On February 16, Dr. Ardencie Hall-Karambe, associate professor of English and Theater, honored and shed light on how Black music in America came to be. In her presentation “Power in the Word: African Traditional to African American Spiritual Music,” Dr. Hall-Karambe invoked the grand tone of a natural storyteller and started off the talk with an expedition into African mythos.
“Once upon a time, long ago in a large village called Africa, there lived four brothers, the sons of Djemba the drum king. King Djemba, who was the best jeli or griot or storyteller in all the land, shared his knowledge of rhythm and rhyme with each of his sons... [teaching them] to play the songs and tell the stories of their people.”
It is said that King Djemba’s sons created instruments to go along with their father’s drum: the mbira, Calabash Rattle, talking drum, balafon, shekere, udu, djembe and the kora. They set up homes in other parts of Africa to memorialize their village through song and language, teaching these rhythms and rhymes to their children who taught it to their children and so on.
To illustrate how this myth has materialized in African culture, Dr. Hall-Karambe played a clip of daily life in an average village where rhythms have been passed down through everyday life. From cooking to cutting trees, working steel masonry and collective singing, all activities followed a steady, intrinsic beat.
A man from the village narrated. “Everything, all work, all these sounds, all the brilliance is of the rhythm... Every step we take is rhythm, every word we speak is rhythm. So, we are all in this rhythm now. Everything is rhythm... We are not going to cut the throat of our culture. It will live on. We’re going to keep it alive.”

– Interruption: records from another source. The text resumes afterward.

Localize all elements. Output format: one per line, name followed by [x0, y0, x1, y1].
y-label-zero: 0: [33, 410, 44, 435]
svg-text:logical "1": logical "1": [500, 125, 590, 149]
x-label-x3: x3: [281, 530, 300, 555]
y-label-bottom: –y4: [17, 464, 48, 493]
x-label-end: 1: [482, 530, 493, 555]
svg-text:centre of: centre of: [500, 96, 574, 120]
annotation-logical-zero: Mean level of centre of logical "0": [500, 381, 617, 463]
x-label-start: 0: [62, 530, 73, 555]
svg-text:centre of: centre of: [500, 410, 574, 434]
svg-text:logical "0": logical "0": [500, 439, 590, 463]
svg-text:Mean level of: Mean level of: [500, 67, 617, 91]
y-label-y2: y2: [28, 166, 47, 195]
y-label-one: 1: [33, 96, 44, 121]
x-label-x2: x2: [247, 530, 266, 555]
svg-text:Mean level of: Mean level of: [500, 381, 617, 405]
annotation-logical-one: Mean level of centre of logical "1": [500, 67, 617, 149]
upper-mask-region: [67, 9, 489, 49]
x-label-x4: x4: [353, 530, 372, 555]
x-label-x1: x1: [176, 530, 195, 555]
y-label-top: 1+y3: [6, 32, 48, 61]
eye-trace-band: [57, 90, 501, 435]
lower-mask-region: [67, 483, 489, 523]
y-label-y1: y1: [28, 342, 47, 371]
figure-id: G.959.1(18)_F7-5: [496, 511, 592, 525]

When Europeans came and enslaved millions of Africans and stole them away to the West, they took their drums and forced them to give up their native languages. “The enslavers feared the gifts that King Djembe had given his son and that his sons had given their children,” said Dr. Hall-Karambe.
But even without drums, enslaved Africans kept their rhythmic history alive, using their bodies and their voices as instruments to speak about the injustices and crimes that were happening to them.

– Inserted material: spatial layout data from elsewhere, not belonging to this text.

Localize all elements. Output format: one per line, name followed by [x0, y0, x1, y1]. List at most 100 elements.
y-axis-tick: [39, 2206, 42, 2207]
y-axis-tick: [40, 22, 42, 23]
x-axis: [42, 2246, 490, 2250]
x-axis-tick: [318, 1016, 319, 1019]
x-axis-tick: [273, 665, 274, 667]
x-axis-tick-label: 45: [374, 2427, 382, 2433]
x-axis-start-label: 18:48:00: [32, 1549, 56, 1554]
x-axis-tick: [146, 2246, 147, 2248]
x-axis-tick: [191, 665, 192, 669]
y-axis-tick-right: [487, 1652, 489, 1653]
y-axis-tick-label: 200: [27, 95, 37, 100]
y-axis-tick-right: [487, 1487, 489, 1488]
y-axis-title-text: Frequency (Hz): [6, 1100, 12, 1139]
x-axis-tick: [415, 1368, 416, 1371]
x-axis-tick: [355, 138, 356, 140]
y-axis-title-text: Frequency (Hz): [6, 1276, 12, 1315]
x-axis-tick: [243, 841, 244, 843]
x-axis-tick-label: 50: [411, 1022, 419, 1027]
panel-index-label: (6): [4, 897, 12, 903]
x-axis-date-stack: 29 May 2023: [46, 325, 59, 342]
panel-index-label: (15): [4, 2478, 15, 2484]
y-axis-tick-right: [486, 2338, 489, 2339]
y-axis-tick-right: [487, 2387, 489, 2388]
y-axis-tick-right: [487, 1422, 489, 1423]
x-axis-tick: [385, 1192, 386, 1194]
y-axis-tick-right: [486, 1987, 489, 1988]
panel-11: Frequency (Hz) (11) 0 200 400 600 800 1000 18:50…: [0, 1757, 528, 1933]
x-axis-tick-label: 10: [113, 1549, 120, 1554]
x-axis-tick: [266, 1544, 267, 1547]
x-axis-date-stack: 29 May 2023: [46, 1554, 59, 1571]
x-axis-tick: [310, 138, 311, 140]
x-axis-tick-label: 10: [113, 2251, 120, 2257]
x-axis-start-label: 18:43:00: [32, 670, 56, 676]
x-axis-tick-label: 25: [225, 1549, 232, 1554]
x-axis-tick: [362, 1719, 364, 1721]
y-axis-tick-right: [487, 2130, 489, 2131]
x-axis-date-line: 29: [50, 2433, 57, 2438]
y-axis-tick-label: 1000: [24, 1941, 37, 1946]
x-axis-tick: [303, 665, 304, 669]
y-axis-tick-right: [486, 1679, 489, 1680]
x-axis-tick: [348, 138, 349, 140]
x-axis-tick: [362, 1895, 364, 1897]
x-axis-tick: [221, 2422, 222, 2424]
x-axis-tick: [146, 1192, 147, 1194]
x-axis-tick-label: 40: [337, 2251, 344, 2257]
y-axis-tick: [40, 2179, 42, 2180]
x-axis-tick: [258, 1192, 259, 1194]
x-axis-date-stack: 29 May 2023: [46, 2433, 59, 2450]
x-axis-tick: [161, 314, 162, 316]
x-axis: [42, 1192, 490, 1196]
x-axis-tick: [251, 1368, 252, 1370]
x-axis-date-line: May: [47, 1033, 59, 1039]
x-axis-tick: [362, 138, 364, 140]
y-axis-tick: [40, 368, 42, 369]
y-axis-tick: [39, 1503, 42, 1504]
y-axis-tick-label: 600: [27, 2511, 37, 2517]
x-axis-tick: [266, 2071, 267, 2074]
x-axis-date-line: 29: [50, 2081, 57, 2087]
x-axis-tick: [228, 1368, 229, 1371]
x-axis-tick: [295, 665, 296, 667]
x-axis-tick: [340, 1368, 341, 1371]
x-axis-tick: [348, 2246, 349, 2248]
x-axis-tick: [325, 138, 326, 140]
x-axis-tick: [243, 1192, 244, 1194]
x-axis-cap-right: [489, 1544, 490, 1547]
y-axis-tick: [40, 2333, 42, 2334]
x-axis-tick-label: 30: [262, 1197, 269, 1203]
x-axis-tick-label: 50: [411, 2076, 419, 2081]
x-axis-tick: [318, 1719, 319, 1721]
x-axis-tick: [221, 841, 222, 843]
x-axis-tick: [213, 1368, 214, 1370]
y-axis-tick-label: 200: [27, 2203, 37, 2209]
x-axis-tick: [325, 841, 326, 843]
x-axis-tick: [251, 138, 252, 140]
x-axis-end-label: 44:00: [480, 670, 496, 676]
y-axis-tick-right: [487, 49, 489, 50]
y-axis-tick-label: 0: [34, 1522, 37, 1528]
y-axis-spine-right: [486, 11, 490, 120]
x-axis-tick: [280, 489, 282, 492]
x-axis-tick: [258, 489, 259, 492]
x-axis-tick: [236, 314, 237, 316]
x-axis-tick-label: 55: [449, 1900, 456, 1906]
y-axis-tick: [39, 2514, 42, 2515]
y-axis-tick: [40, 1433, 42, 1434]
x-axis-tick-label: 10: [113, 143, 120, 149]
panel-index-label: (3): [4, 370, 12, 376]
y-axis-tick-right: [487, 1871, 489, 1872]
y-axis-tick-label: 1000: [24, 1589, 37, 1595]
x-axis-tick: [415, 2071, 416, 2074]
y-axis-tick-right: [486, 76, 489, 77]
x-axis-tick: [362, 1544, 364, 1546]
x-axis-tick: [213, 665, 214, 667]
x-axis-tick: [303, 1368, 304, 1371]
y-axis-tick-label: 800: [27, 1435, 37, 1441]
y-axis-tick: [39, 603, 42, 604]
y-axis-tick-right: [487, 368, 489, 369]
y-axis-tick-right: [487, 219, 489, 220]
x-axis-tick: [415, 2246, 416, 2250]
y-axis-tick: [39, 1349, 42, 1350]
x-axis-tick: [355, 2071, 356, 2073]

Reinterpreting the words of Christianity in a way that was meaningful to them, the enslaved Africans created field hollers and gospel music as a tool for revolution. With songs like “Wade in the Water” and “Follow the Drinking Gourd,” they coded and spread instructions on how to escape to the North and/or to Mexico where they would be free.
Combining the power of a language reclaimed with the rhythms passed down by their ancestors, African Americans created the blueprint for modern music as a way to communicate under grave persecution, and to free their minds and souls while they struggled to survive. The rhythms and rhymes of gospels and field hollers later became genres like barbershop quartets, rag time, blues, jazz, country, rock and roll and beyond.
"It was something that we had that as part of our DNA, it's something that we cannot get rid of,” said Dr. Hall-Karambe, “and that is one of the reasons why it is so hard to duplicate African American music to this day.”